Last quarter, Intel’s earnings dipped 1.35% as the business increased investment in new facilities and products as part of Chief Executive Officer Pat Gelsinger’s efforts to turn around the semiconductor giant’s fortunes. The chipmaker reported revenues of $20.5 billion in the fourth quarter, up 3% from the year before. The company’s net income was $4.6 billion, down 21% from the previous year.
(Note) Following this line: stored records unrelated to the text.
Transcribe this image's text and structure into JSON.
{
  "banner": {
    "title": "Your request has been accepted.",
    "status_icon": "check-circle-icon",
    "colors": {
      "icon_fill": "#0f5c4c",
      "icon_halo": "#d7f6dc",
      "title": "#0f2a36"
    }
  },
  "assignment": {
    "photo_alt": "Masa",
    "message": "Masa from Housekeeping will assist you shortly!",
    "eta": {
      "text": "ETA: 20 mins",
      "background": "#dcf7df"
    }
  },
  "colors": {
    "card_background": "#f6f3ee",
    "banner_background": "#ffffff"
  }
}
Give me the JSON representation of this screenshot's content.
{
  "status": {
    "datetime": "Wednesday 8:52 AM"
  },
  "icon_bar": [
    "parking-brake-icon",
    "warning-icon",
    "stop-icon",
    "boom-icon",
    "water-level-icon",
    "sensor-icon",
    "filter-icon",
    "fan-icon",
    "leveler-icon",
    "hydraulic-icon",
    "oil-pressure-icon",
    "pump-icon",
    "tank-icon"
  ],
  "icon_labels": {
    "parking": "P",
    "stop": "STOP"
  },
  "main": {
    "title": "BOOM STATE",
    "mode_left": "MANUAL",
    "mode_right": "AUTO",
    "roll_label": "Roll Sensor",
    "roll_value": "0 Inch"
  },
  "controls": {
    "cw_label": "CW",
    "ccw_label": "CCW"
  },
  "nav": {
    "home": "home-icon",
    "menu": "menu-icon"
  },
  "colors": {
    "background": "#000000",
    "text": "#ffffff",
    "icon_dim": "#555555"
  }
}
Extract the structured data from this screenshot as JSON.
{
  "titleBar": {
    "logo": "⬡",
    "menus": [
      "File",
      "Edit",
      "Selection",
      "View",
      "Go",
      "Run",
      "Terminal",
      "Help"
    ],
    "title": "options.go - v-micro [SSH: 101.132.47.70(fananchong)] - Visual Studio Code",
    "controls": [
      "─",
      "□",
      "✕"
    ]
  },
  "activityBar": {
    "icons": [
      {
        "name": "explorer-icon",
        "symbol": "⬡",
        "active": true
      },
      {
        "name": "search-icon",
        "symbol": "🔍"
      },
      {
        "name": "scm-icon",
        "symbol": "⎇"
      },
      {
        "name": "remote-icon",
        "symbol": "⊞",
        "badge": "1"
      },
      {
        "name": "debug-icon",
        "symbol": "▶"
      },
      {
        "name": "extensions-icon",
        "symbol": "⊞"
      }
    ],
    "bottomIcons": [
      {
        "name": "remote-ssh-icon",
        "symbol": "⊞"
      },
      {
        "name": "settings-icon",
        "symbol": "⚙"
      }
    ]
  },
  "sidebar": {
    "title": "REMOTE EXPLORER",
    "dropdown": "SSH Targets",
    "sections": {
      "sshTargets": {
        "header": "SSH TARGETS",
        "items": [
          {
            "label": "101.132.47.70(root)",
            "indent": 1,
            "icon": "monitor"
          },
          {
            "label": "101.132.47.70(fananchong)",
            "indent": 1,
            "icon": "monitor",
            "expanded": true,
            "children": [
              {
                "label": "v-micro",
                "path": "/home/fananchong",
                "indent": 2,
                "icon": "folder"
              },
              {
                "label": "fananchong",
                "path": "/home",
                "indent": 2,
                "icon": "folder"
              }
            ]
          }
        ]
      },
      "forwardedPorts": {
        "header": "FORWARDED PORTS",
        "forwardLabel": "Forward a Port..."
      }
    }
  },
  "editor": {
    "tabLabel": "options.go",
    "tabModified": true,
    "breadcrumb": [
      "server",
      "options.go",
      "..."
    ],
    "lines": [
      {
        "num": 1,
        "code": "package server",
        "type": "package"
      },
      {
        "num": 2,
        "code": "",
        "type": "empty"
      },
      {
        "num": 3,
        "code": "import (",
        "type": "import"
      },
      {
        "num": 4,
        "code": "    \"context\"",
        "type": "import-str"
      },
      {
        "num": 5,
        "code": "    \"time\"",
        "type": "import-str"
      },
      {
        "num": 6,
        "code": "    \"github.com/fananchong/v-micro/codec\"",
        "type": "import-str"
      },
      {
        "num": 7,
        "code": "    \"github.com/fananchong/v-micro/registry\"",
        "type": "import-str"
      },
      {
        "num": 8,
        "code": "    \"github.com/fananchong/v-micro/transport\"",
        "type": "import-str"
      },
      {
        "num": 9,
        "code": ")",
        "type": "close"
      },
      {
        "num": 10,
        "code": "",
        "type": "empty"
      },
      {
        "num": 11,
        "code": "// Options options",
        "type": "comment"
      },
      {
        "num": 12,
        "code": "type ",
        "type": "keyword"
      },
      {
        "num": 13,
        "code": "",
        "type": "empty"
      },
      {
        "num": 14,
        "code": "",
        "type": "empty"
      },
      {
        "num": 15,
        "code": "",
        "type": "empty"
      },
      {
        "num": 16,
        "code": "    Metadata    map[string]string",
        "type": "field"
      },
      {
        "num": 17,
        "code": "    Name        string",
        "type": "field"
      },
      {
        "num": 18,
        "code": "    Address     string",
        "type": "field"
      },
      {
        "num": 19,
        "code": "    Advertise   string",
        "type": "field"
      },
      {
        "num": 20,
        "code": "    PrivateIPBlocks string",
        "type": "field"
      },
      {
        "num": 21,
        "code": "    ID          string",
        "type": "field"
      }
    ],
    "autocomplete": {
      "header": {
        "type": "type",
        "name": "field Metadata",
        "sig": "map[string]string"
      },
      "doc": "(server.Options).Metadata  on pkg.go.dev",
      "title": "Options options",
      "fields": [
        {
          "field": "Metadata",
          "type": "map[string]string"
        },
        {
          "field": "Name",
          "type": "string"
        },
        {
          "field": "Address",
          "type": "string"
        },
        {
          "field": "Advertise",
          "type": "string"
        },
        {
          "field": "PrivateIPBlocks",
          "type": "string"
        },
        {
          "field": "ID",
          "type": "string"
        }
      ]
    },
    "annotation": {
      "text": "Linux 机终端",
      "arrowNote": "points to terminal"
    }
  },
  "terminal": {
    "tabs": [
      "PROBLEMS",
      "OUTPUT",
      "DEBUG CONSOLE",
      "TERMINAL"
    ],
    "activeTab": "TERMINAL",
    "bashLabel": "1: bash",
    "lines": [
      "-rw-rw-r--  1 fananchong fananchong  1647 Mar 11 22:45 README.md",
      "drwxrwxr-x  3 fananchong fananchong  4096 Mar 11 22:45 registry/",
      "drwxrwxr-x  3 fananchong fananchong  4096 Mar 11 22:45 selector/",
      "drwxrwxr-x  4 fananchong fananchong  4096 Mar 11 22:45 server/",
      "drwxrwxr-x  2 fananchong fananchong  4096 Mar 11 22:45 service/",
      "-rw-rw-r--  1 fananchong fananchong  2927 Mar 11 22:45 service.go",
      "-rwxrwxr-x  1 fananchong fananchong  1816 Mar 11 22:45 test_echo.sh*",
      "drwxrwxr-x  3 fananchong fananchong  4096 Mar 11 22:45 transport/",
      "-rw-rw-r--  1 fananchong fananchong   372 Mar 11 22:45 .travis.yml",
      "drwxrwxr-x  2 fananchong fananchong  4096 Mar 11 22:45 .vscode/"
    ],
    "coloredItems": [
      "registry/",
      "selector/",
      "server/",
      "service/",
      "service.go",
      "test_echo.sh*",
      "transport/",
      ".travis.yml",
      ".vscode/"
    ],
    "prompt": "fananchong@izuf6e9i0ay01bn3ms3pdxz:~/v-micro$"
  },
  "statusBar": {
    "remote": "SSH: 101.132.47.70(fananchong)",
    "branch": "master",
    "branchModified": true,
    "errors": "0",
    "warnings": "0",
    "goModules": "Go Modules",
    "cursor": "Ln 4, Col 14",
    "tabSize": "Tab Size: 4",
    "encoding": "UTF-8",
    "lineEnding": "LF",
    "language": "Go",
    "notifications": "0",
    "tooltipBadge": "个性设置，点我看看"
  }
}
After slipping behind rivals in chip manufacturing, the American semiconductor powerhouse is undergoing a period of change, with competitors gaining market dominance in some semiconductor categories. Gelsinger, who took over as CEO in February 2021, has been attempting to reverse the company’s downward spiral and stated in December that his recovery plans could take five years or more.
According to Gelsinger, chip scarcity is beginning to ease in some sectors, but it still has the potential to last until 2024. “It’s still difficult,” he remarked. “You’ll just see consistent progress, quarter after quarter.” Gelsinger told analysts, “We just have a lot of catching up to do in terms of capital footprint.”
In 2021, Intel announced significant chip-making investments in Arizona and New Mexico, as well as a $95 billion commitment to Europe. Sapphire Rapids, the company’s next-generation server chip, is expected to begin delivering this quarter, with production ramping up in the second quarter, according to Gelsinger. Analysts were concerned that the chip, which is made using a new method, would be delayed.
Mobileye, a company focused on self-driving car technologies, reported $356 million in revenue for the quarter, up 7% year over year. Intel announced in December that it intends to sell the unit in an initial public offering (IPO).